2018'de faizler ne kadardı?
İçindekiler
2018 yılı, Türkiye ekonomisi için dalgalanmaların ve önemli değişimlerin yaşandığı bir dönemdi. Bu dönemde faiz oranları, hem yatırımcılar hem de tüketiciler için kritik bir gösterge olarak yakından takip edildi. Peki, 2018'de faizler ne kadardı ve bu oranlar ekonomiyi nasıl etkiledi?
2018 Yılında Merkez Bankası Faiz Kararları
Türkiye Cumhuriyet Merkez Bankası (TCMB), 2018 yılında enflasyonla mücadele ve fiyat istikrarını sağlama amacıyla çeşitli faiz kararları aldı. Yılın başlarında daha temkinli bir duruş sergileyen TCMB, kurdaki yükseliş ve enflasyonist baskıların artmasıyla birlikte sıkı para politikası uygulamaya başladı. Bu kapsamda, politika faizi olan bir hafta vadeli repo ihale faiz oranı, kademeli olarak yükseltildi.
Özellikle Ağustos ayında yaşanan kur şoku sonrasında TCMB, piyasaların beklentilerini aşan bir kararla faiz oranlarını önemli ölçüde artırdı. Bu artış, Türk lirasının değer kaybetmesini engellemek ve enflasyonu kontrol altına almak amacıyla yapıldı. Ancak, yüksek faiz oranları da ekonomik aktivite üzerinde baskı oluşturarak büyümeyi yavaşlatma potansiyeli taşıyordu.
Ticari Krediler ve Konut Kredisi Faiz Oranları
TCMB'nin faiz artırımları, ticari krediler ve konut kredisi faiz oranlarını da doğrudan etkiledi. Yıl boyunca ticari kredi faizleri yükselirken, bu durum özellikle küçük ve orta ölçekli işletmeler (KOBİ'ler) için finansmana erişimi zorlaştırdı. Yüksek faizler, yatırım kararlarını ertelemeye veya iptal etmeye neden olabilirken, şirketlerin maliyetlerini de artırdı.

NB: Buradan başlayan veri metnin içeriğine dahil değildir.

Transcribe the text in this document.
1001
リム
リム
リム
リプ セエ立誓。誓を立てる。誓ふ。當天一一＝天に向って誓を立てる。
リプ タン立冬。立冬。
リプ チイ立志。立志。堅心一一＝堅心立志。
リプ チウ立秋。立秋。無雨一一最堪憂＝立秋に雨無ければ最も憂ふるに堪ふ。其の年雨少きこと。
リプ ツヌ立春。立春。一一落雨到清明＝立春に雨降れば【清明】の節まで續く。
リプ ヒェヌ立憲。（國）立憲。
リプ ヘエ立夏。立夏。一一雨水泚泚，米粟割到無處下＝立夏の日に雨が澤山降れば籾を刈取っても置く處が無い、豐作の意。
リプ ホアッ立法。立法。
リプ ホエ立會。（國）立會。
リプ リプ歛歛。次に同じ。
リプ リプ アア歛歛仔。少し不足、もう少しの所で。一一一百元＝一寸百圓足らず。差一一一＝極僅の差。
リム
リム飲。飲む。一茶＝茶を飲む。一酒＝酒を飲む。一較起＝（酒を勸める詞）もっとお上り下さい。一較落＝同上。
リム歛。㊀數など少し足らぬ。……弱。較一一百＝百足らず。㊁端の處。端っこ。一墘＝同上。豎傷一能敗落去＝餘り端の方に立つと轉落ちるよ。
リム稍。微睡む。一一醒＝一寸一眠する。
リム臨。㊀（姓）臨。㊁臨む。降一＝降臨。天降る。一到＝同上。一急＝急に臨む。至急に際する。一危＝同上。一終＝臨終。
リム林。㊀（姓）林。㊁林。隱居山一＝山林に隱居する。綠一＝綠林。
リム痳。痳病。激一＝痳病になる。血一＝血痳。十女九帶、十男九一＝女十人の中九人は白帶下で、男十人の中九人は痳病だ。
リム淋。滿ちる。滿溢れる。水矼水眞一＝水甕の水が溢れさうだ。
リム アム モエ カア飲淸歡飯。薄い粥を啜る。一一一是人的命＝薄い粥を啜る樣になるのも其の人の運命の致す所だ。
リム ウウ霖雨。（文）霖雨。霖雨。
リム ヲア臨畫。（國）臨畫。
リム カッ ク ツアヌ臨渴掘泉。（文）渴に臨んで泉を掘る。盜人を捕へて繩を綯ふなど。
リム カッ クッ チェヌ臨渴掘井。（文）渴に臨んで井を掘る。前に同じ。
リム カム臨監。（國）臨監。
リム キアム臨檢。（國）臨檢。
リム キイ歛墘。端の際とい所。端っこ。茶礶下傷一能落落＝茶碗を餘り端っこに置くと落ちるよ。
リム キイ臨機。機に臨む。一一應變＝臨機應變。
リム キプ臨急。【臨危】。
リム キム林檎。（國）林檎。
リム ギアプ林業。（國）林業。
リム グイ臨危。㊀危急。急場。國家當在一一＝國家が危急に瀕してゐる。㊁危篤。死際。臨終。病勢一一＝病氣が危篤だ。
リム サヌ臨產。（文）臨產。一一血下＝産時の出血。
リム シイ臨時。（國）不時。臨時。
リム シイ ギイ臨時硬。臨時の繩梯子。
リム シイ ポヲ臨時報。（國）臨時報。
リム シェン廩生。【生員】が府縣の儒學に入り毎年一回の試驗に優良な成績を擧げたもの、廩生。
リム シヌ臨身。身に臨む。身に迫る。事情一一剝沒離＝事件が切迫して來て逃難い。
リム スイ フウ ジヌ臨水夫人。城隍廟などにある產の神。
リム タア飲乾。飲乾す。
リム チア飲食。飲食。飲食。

Konut kredisi faiz oranları da 2018'de önemli ölçüde yükseldi. Bu durum, konut satışlarında düşüşe ve inşaat sektöründe daralmaya yol açtı. Yüksek faizler, ev sahibi olmak isteyenlerin alım gücünü azaltırken, mevcut konut sahiplerinin de kredi ödeme yükünü artırdı.
2018 Faiz Oranlarının Ekonomiye Etkileri
2018'deki yüksek faiz oranları, Türkiye ekonomisi üzerinde hem olumlu hem de olumsuz etkiler yarattı. Olumlu yönüyle, Türk lirasının değer kaybını kısmen durdurarak enflasyonun daha da yükselmesini engelledi. Ayrıca, Türkiye'nin risk primini düşürerek dış finansmana erişimi kolaylaştırmaya yardımcı oldu.
Ancak, yüksek faizler aynı zamanda ekonomik aktiviteyi yavaşlattı, işsizliği artırdı ve şirketlerin karlılığını olumsuz etkiledi. Özellikle inşaat ve otomotiv gibi sektörlerde talep daralması yaşanırken, bu durum genel ekonomik büyümeyi de olumsuz etkiledi.
2018 yılında yaşanan faiz artışları, Türkiye ekonomisi için zorlu bir dönemin başlangıcı oldu. Bu dönemde alınan kararlar, sonraki yıllarda ekonominin seyrini önemli ölçüde etkiledi. Yüksek faiz oranları, kısa vadede enflasyonu kontrol altına alma amacı güderken, uzun vadede büyüme üzerinde baskı oluşturdu.